Darkstar takes place in Dublin and follows a young outcast named Sailor through grimy, pre Apocalyptic streets as he tries to find the soulmate he hasn't seen since childhood.
Son of Man tells the story of the Manson family from the perspective of one of its members.
How to Make Millions in the Oil Market contemplates the absurdity of war from the point of view of a Blackwater contractor first in the chaos of Iraq and later in the relative peace of the US.
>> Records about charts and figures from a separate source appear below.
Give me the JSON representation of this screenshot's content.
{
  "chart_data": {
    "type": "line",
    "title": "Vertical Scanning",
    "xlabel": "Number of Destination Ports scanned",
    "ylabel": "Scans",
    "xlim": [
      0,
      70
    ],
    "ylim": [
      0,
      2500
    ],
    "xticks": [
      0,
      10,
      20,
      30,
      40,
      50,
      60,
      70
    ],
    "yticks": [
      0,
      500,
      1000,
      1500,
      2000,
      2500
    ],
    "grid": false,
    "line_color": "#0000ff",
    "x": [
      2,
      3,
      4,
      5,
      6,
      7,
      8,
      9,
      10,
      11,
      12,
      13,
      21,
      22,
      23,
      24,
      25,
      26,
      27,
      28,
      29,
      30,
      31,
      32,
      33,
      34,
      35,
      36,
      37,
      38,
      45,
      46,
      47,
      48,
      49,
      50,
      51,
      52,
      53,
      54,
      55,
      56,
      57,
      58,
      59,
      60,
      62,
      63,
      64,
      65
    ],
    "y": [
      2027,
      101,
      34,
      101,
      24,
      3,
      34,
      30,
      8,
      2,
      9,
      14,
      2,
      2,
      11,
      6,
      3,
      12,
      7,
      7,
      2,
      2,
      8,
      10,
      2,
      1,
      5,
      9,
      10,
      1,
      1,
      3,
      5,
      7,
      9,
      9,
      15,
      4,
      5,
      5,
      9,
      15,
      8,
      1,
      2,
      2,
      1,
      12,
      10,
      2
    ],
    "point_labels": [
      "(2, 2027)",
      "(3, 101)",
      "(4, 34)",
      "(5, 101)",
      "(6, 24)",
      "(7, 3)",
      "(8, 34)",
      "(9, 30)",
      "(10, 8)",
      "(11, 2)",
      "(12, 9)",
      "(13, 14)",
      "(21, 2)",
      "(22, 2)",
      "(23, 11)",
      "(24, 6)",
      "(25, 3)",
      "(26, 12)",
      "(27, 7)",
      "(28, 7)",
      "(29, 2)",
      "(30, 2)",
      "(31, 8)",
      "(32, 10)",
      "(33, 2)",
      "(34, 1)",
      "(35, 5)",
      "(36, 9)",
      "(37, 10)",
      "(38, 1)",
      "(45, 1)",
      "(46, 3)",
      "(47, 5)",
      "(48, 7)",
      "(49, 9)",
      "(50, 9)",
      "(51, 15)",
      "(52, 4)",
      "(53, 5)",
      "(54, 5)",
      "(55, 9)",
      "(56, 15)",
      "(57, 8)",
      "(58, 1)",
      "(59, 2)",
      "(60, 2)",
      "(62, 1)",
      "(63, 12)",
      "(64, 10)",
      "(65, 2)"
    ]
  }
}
The epictitle story Prince of the World follows a mixed-race orphan named Labelle as he wanders north along the Mississippi, ultimately caught in the infamous Starved Rock Massacre in Howard's home-state of Illinois.
PUBLISHERS WEEKLY
The mood of these six long, finely-written stories from Howard (Tea of Ulaanbaatar) is dark, sordid, and desperate. In the first, "Darkstar," Sailor, born to a prostitute and a "motionless cripple" in contemporary Dublin, seeks answers in what he believes are apocalyptical astronomical events, drawing him deeper into a world of violence and futility. In "Intelligent People Speaking Reasonably," two veterans of the Iraq War marvel at a rural American landscape "untouched by war" and question heroism. Another Iraq War story, "How to Make Millions in the Oil Market," gives the perspective of a modern mercenary: "Blackwater paid five times his Army salary, and people yelled at you a lot less." The most disturbing, and uneven, story in the collection is "Son of Man." Based on Charles Manson's cult, the story suggests a degree of government complicity in the heinous crimes. The title story, another novella-length piece, begins in 1818 and tells the heartbreaking tale of Labelle, a mixed-race orphan journeying up the Mississippi. Unsettled by the rise of technology, he comes to assert that "the Age of Man was expiring." Howard's characters live at the mercy of forces much larger than themselves. The collection etches a disturbing, unsettling vision, told with a brave, unflinching perspective that will unfortunately limit the book's audience.